Toni Rowland looked at the impact of HIV and AIDS on family life. She also found ignorance amongst Catholics regarding the teaching of the Church, as well as widespread reluctance amongst Church members to engage with and discuss the topic.
Sr Alison Munro discussed the issue of testing candidates for the priesthood and/or religious life. Despite the Church being in the forefront of providing care “out there”, it is uncomfortable dealing with HIV and AIDS amongst its own clergy and religious or applicants for the priesthood or religious life. Progress has been made in recent years, particularly in view of the widespread availability of antiretroviral treatment (in the past it was argued that being HIV positive would place an unbearable financial burden on the Diocese or religious congregation once the candidate required medical attention). Yet, many Dioceses and religious congregations still have no formal policies. Informed consent and the right to privacy can be problematic.

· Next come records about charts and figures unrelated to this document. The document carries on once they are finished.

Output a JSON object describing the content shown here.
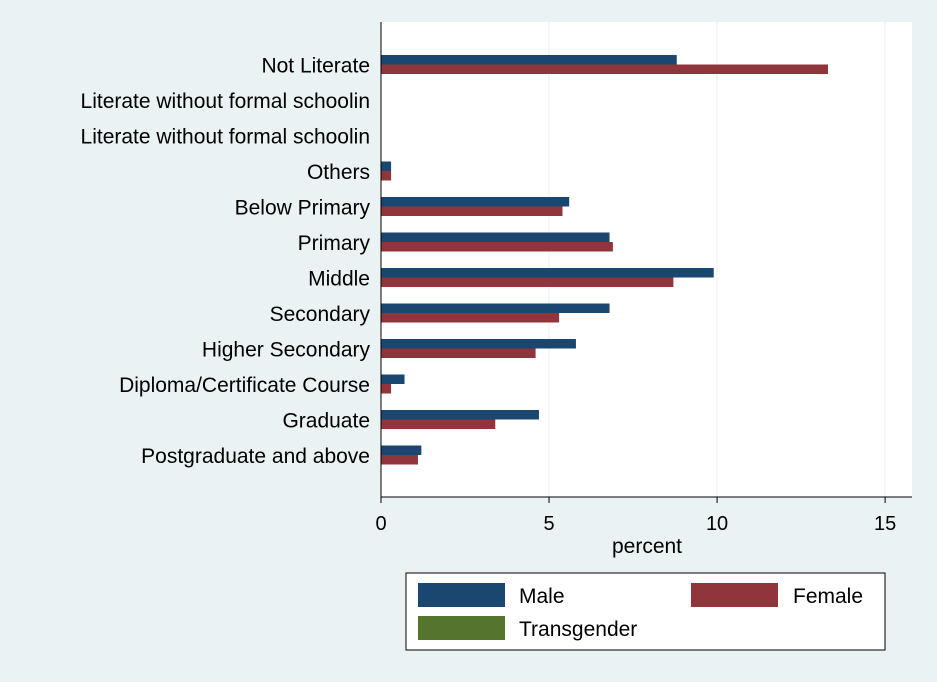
{
  "chart_data": {
    "type": "bar",
    "orientation": "horizontal",
    "categories": [
      "Not Literate",
      "Literate without formal schoolin",
      "Literate without formal schoolin",
      "Others",
      "Below Primary",
      "Primary",
      "Middle",
      "Secondary",
      "Higher Secondary",
      "Diploma/Certificate Course",
      "Graduate",
      "Postgraduate and above"
    ],
    "series": [
      {
        "name": "Male",
        "color": "#1a476f",
        "values": [
          8.8,
          0,
          0,
          0.3,
          5.6,
          6.8,
          9.9,
          6.8,
          5.8,
          0.7,
          4.7,
          1.2
        ]
      },
      {
        "name": "Female",
        "color": "#90353b",
        "values": [
          13.3,
          0,
          0,
          0.3,
          5.4,
          6.9,
          8.7,
          5.3,
          4.6,
          0.3,
          3.4,
          1.1
        ]
      },
      {
        "name": "Transgender",
        "color": "#55752f",
        "values": [
          0,
          0,
          0,
          0,
          0,
          0,
          0,
          0,
          0,
          0,
          0,
          0
        ]
      }
    ],
    "xlabel": "percent",
    "xlim": [
      0,
      15.8
    ],
    "xticks": [
      0,
      5,
      10,
      15
    ],
    "grid": true,
    "legend": {
      "position": "bottom",
      "columns": 2
    },
    "colors": {
      "background": "#eaf2f3",
      "plot_background": "#ffffff",
      "grid": "#eaf2f3"
    }
  }
}
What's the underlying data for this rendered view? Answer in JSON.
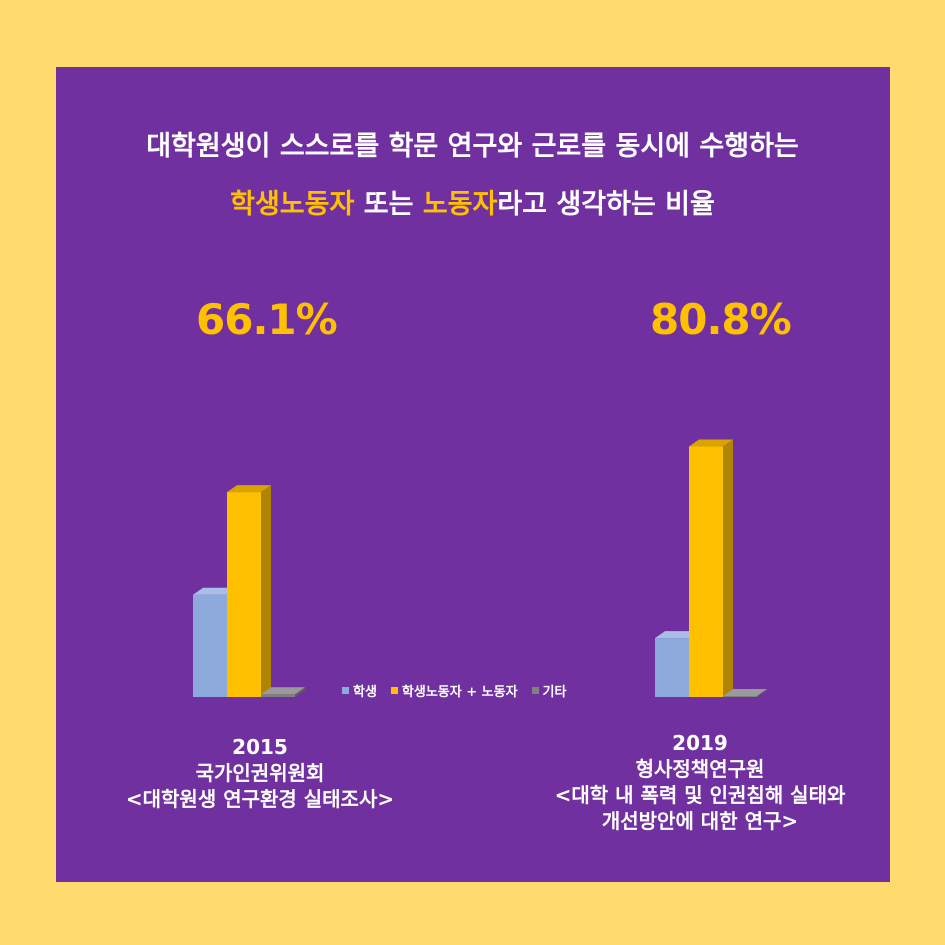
{
  "title": {
    "line1": "대학원생이 스스로를 학문 연구와 근로를 동시에 수행하는",
    "line2_part1": "학생노동자",
    "line2_part2": " 또는 ",
    "line2_part3": "노동자",
    "line2_part4": "라고 생각하는 비율"
  },
  "colors": {
    "background": "#FFDB6F",
    "panel": "#7030A0",
    "highlight": "#FFC000",
    "student": "#8EA9DB",
    "worker": "#FFC000",
    "other": "#808080"
  },
  "chart_data": [
    {
      "type": "bar",
      "year": "2015",
      "highlight_value": "66.1%",
      "categories": [
        "학생",
        "학생노동자 + 노동자",
        "기타"
      ],
      "values": [
        33.0,
        66.1,
        0.9
      ],
      "source_line1": "국가인권위원회",
      "source_line2": "<대학원생 연구환경 실태조사>"
    },
    {
      "type": "bar",
      "year": "2019",
      "highlight_value": "80.8%",
      "categories": [
        "학생",
        "학생노동자 + 노동자",
        "기타"
      ],
      "values": [
        19.0,
        80.8,
        0.2
      ],
      "source_line1": "형사정책연구원",
      "source_line2": "<대학 내 폭력 및 인권침해 실태와",
      "source_line3": "개선방안에 대한 연구>"
    }
  ],
  "legend": {
    "items": [
      "학생",
      "학생노동자 + 노동자",
      "기타"
    ]
  }
}
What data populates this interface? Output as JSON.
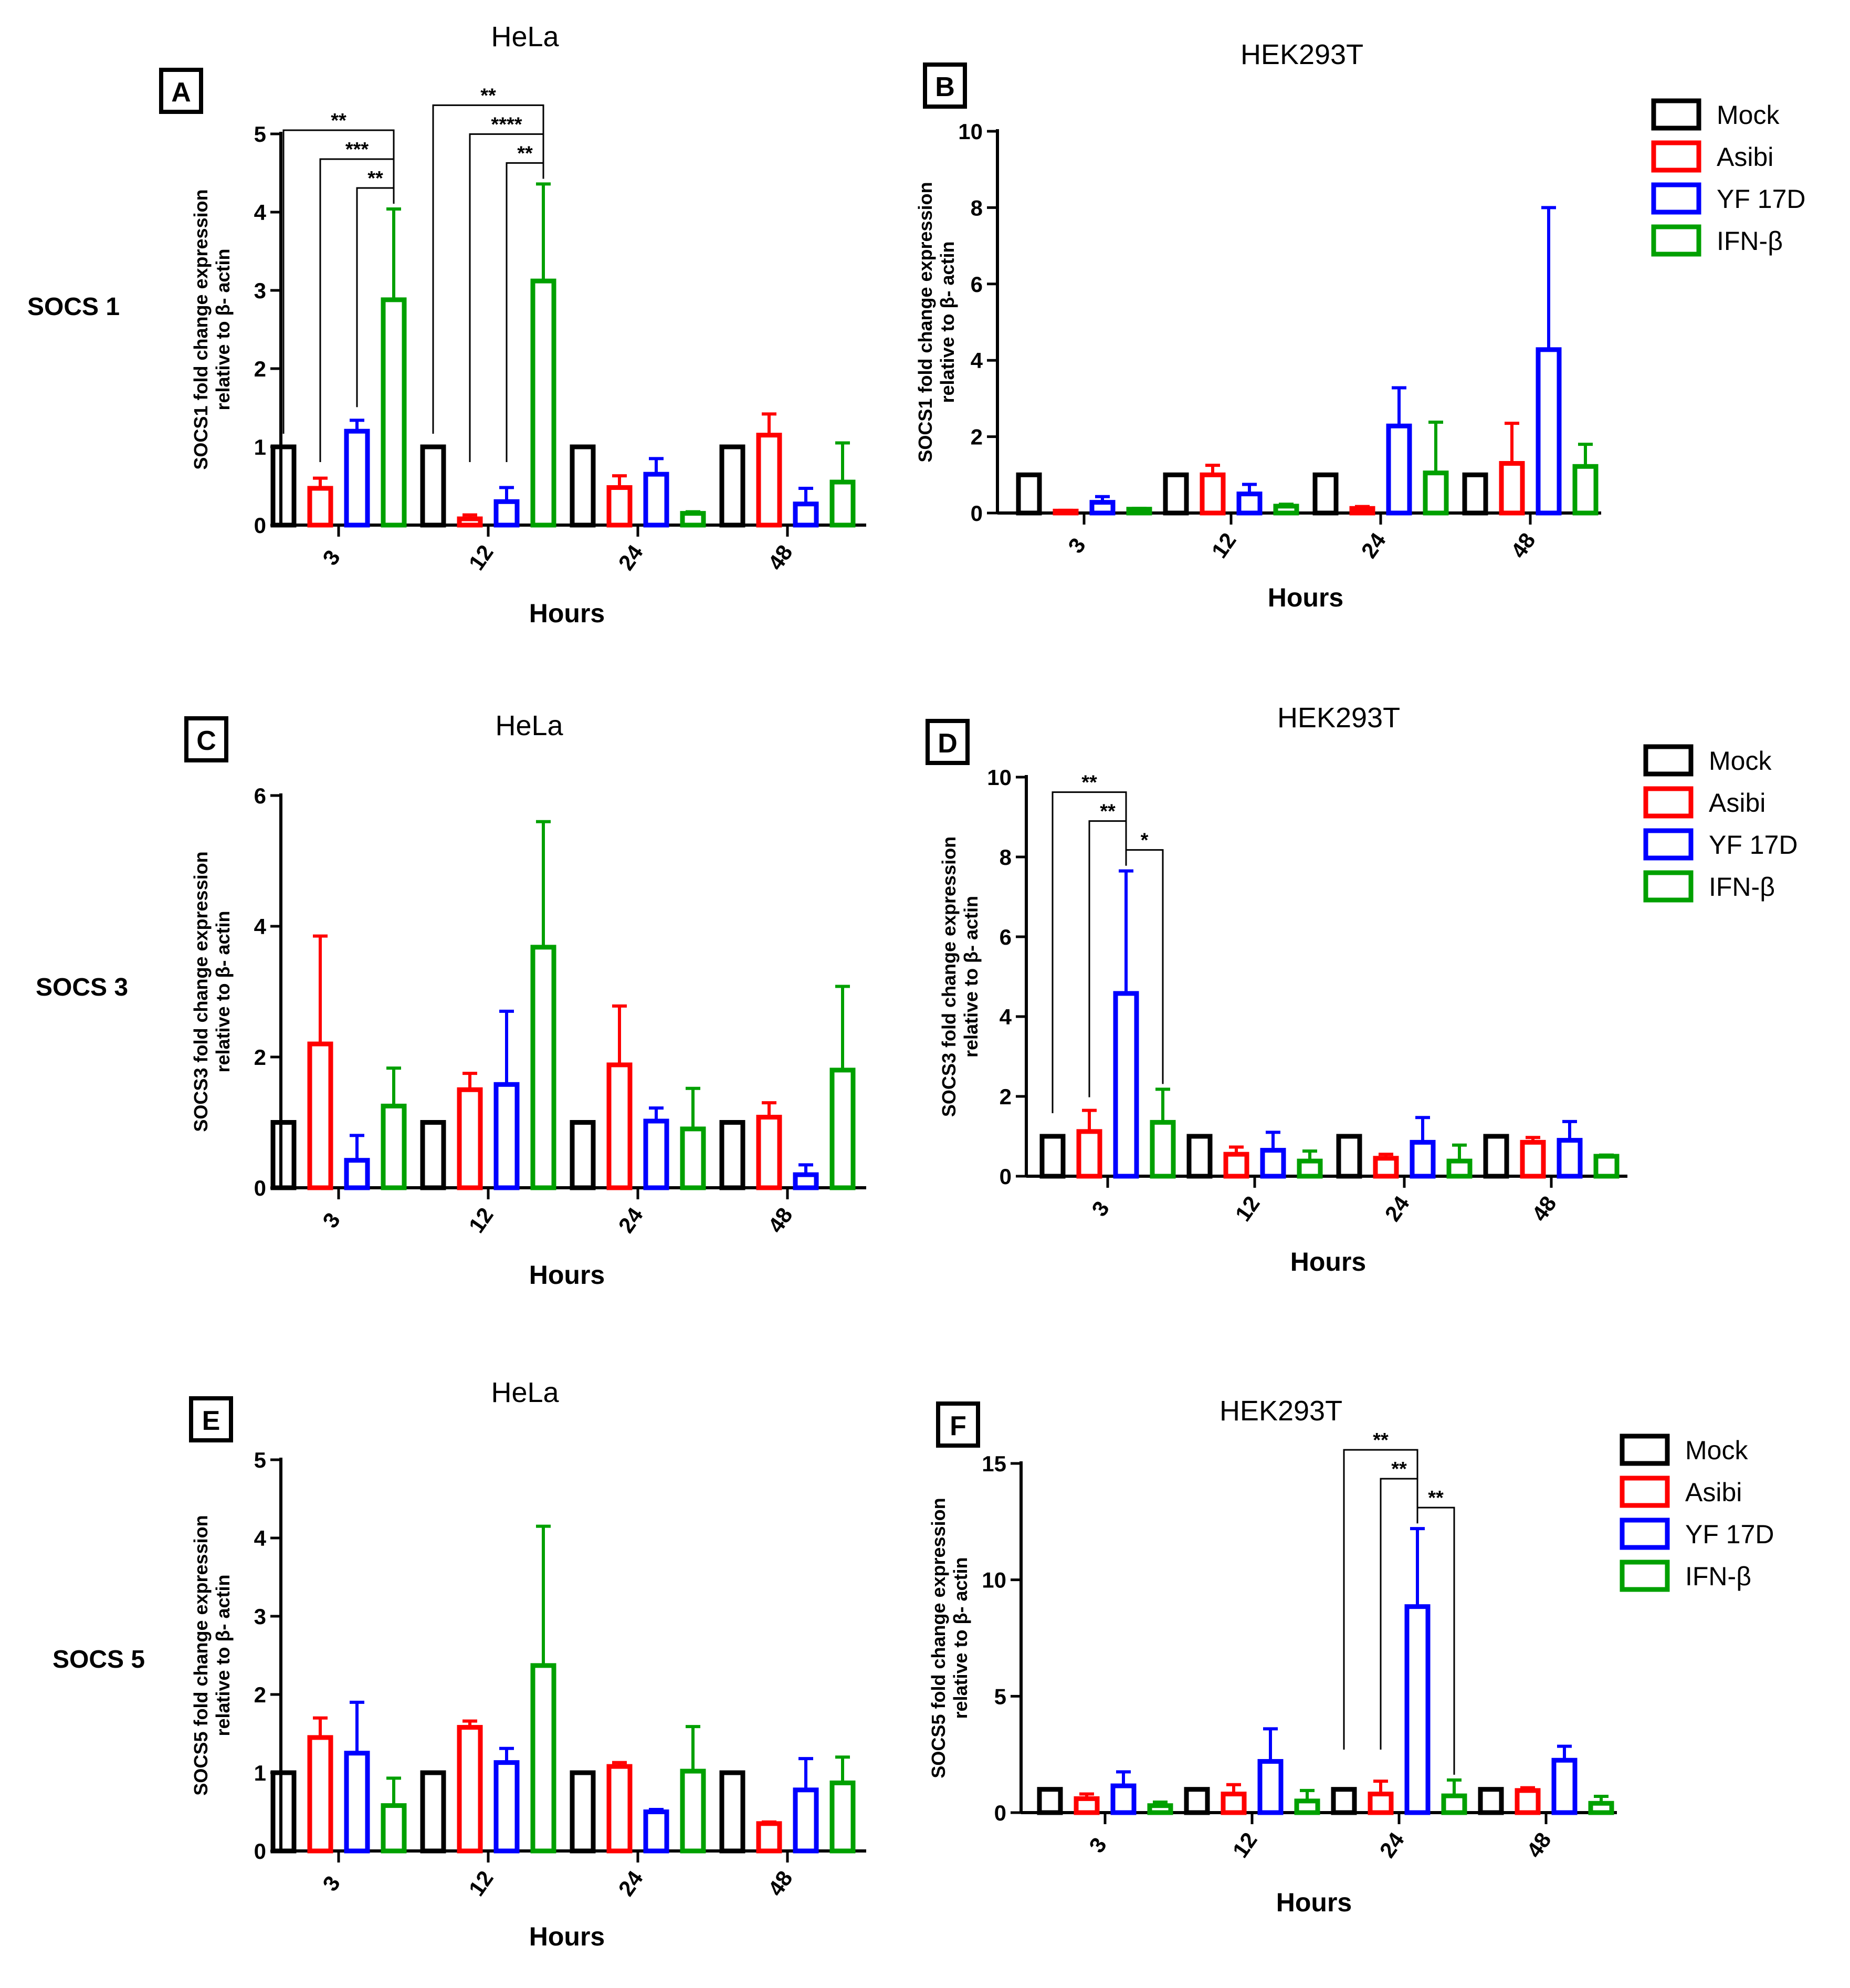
{
  "row_labels": [
    "SOCS 1",
    "SOCS 3",
    "SOCS 5"
  ],
  "legend": {
    "items": [
      {
        "label": "Mock",
        "color": "#000000"
      },
      {
        "label": "Asibi",
        "color": "#ff0000"
      },
      {
        "label": "YF 17D",
        "color": "#0000ff"
      },
      {
        "label": "IFN-β",
        "color": "#00a000"
      }
    ]
  },
  "chart_data": [
    {
      "panel": "A",
      "type": "bar",
      "title": "HeLa",
      "xlabel": "Hours",
      "ylabel": [
        "SOCS1 fold change expression",
        "relative to β- actin"
      ],
      "categories": [
        "3",
        "12",
        "24",
        "48"
      ],
      "ylim": [
        0,
        5
      ],
      "yticks": [
        0,
        1,
        2,
        3,
        4,
        5
      ],
      "series": [
        {
          "name": "Mock",
          "values": [
            1,
            1,
            1,
            1
          ],
          "errors": [
            0,
            0,
            0,
            0
          ]
        },
        {
          "name": "Asibi",
          "values": [
            0.47,
            0.08,
            0.48,
            1.15
          ],
          "errors": [
            0.13,
            0.05,
            0.15,
            0.27
          ]
        },
        {
          "name": "YF 17D",
          "values": [
            1.2,
            0.3,
            0.65,
            0.27
          ],
          "errors": [
            0.14,
            0.18,
            0.2,
            0.2
          ]
        },
        {
          "name": "IFN-β",
          "values": [
            2.88,
            3.12,
            0.15,
            0.55
          ],
          "errors": [
            1.16,
            1.24,
            0.02,
            0.5
          ]
        }
      ],
      "significance": [
        {
          "label": "**",
          "cat": 0,
          "from": 0,
          "to": 3
        },
        {
          "label": "***",
          "cat": 0,
          "from": 1,
          "to": 3
        },
        {
          "label": "**",
          "cat": 0,
          "from": 2,
          "to": 3
        },
        {
          "label": "**",
          "cat": 1,
          "from": 0,
          "to": 3
        },
        {
          "label": "****",
          "cat": 1,
          "from": 1,
          "to": 3
        },
        {
          "label": "**",
          "cat": 1,
          "from": 2,
          "to": 3
        }
      ]
    },
    {
      "panel": "B",
      "type": "bar",
      "title": "HEK293T",
      "xlabel": "Hours",
      "ylabel": [
        "SOCS1 fold change expression",
        "relative to β- actin"
      ],
      "categories": [
        "3",
        "12",
        "24",
        "48"
      ],
      "ylim": [
        0,
        10
      ],
      "yticks": [
        0,
        2,
        4,
        6,
        8,
        10
      ],
      "series": [
        {
          "name": "Mock",
          "values": [
            1,
            1,
            1,
            1
          ],
          "errors": [
            0,
            0,
            0,
            0
          ]
        },
        {
          "name": "Asibi",
          "values": [
            0.05,
            1.0,
            0.12,
            1.3
          ],
          "errors": [
            0.02,
            0.25,
            0.05,
            1.05
          ]
        },
        {
          "name": "YF 17D",
          "values": [
            0.28,
            0.5,
            2.28,
            4.28
          ],
          "errors": [
            0.15,
            0.25,
            1.0,
            3.72
          ]
        },
        {
          "name": "IFN-β",
          "values": [
            0.1,
            0.18,
            1.05,
            1.22
          ],
          "errors": [
            0.02,
            0.05,
            1.33,
            0.58
          ]
        }
      ],
      "significance": []
    },
    {
      "panel": "C",
      "type": "bar",
      "title": "HeLa",
      "xlabel": "Hours",
      "ylabel": [
        "SOCS3 fold change expression",
        "relative to β- actin"
      ],
      "categories": [
        "3",
        "12",
        "24",
        "48"
      ],
      "ylim": [
        0,
        6
      ],
      "yticks": [
        0,
        2,
        4,
        6
      ],
      "series": [
        {
          "name": "Mock",
          "values": [
            1,
            1,
            1,
            1
          ],
          "errors": [
            0,
            0,
            0,
            0
          ]
        },
        {
          "name": "Asibi",
          "values": [
            2.2,
            1.5,
            1.88,
            1.08
          ],
          "errors": [
            1.65,
            0.25,
            0.9,
            0.22
          ]
        },
        {
          "name": "YF 17D",
          "values": [
            0.42,
            1.58,
            1.02,
            0.2
          ],
          "errors": [
            0.38,
            1.12,
            0.2,
            0.15
          ]
        },
        {
          "name": "IFN-β",
          "values": [
            1.25,
            3.68,
            0.9,
            1.8
          ],
          "errors": [
            0.58,
            1.92,
            0.62,
            1.28
          ]
        }
      ],
      "significance": []
    },
    {
      "panel": "D",
      "type": "bar",
      "title": "HEK293T",
      "xlabel": "Hours",
      "ylabel": [
        "SOCS3 fold change expression",
        "relative to β- actin"
      ],
      "categories": [
        "3",
        "12",
        "24",
        "48"
      ],
      "ylim": [
        0,
        10
      ],
      "yticks": [
        0,
        2,
        4,
        6,
        8,
        10
      ],
      "series": [
        {
          "name": "Mock",
          "values": [
            1,
            1,
            1,
            1
          ],
          "errors": [
            0,
            0,
            0,
            0
          ]
        },
        {
          "name": "Asibi",
          "values": [
            1.12,
            0.55,
            0.45,
            0.85
          ],
          "errors": [
            0.53,
            0.18,
            0.1,
            0.12
          ]
        },
        {
          "name": "YF 17D",
          "values": [
            4.58,
            0.65,
            0.85,
            0.9
          ],
          "errors": [
            3.07,
            0.45,
            0.62,
            0.47
          ]
        },
        {
          "name": "IFN-β",
          "values": [
            1.35,
            0.38,
            0.38,
            0.5
          ],
          "errors": [
            0.83,
            0.25,
            0.4,
            0.03
          ]
        }
      ],
      "significance": [
        {
          "label": "**",
          "cat": 0,
          "from": 0,
          "to": 2
        },
        {
          "label": "**",
          "cat": 0,
          "from": 1,
          "to": 2
        },
        {
          "label": "*",
          "cat": 0,
          "from": 2,
          "to": 3
        }
      ]
    },
    {
      "panel": "E",
      "type": "bar",
      "title": "HeLa",
      "xlabel": "Hours",
      "ylabel": [
        "SOCS5 fold change expression",
        "relative to β- actin"
      ],
      "categories": [
        "3",
        "12",
        "24",
        "48"
      ],
      "ylim": [
        0,
        5
      ],
      "yticks": [
        0,
        1,
        2,
        3,
        4,
        5
      ],
      "series": [
        {
          "name": "Mock",
          "values": [
            1,
            1,
            1,
            1
          ],
          "errors": [
            0,
            0,
            0,
            0
          ]
        },
        {
          "name": "Asibi",
          "values": [
            1.45,
            1.58,
            1.08,
            0.35
          ],
          "errors": [
            0.25,
            0.08,
            0.05,
            0.02
          ]
        },
        {
          "name": "YF 17D",
          "values": [
            1.25,
            1.13,
            0.5,
            0.78
          ],
          "errors": [
            0.65,
            0.18,
            0.03,
            0.4
          ]
        },
        {
          "name": "IFN-β",
          "values": [
            0.58,
            2.37,
            1.02,
            0.87
          ],
          "errors": [
            0.35,
            1.78,
            0.57,
            0.33
          ]
        }
      ],
      "significance": []
    },
    {
      "panel": "F",
      "type": "bar",
      "title": "HEK293T",
      "xlabel": "Hours",
      "ylabel": [
        "SOCS5 fold change expression",
        "relative to β- actin"
      ],
      "categories": [
        "3",
        "12",
        "24",
        "48"
      ],
      "ylim": [
        0,
        15
      ],
      "yticks": [
        0,
        5,
        10,
        15
      ],
      "series": [
        {
          "name": "Mock",
          "values": [
            1,
            1,
            1,
            1
          ],
          "errors": [
            0,
            0,
            0,
            0
          ]
        },
        {
          "name": "Asibi",
          "values": [
            0.6,
            0.8,
            0.8,
            0.95
          ],
          "errors": [
            0.2,
            0.4,
            0.55,
            0.12
          ]
        },
        {
          "name": "YF 17D",
          "values": [
            1.15,
            2.2,
            8.85,
            2.25
          ],
          "errors": [
            0.6,
            1.4,
            3.35,
            0.6
          ]
        },
        {
          "name": "IFN-β",
          "values": [
            0.3,
            0.5,
            0.72,
            0.4
          ],
          "errors": [
            0.15,
            0.45,
            0.68,
            0.3
          ]
        }
      ],
      "significance": [
        {
          "label": "**",
          "cat": 2,
          "from": 0,
          "to": 2
        },
        {
          "label": "**",
          "cat": 2,
          "from": 1,
          "to": 2
        },
        {
          "label": "**",
          "cat": 2,
          "from": 2,
          "to": 3
        }
      ]
    }
  ]
}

The conference highlighted the range and depth of the Church’s responses to HIV and AIDS. It highlighted the leadership role played by religious sisters in driving this response. But it also highlighted the need to strengthen its response in “non-material” areas, especially in addressing the spiritual needs of people with AIDS, mainstreaming HIV and AIDS in the formation of clergy, and engaging the clergy more actively in its response.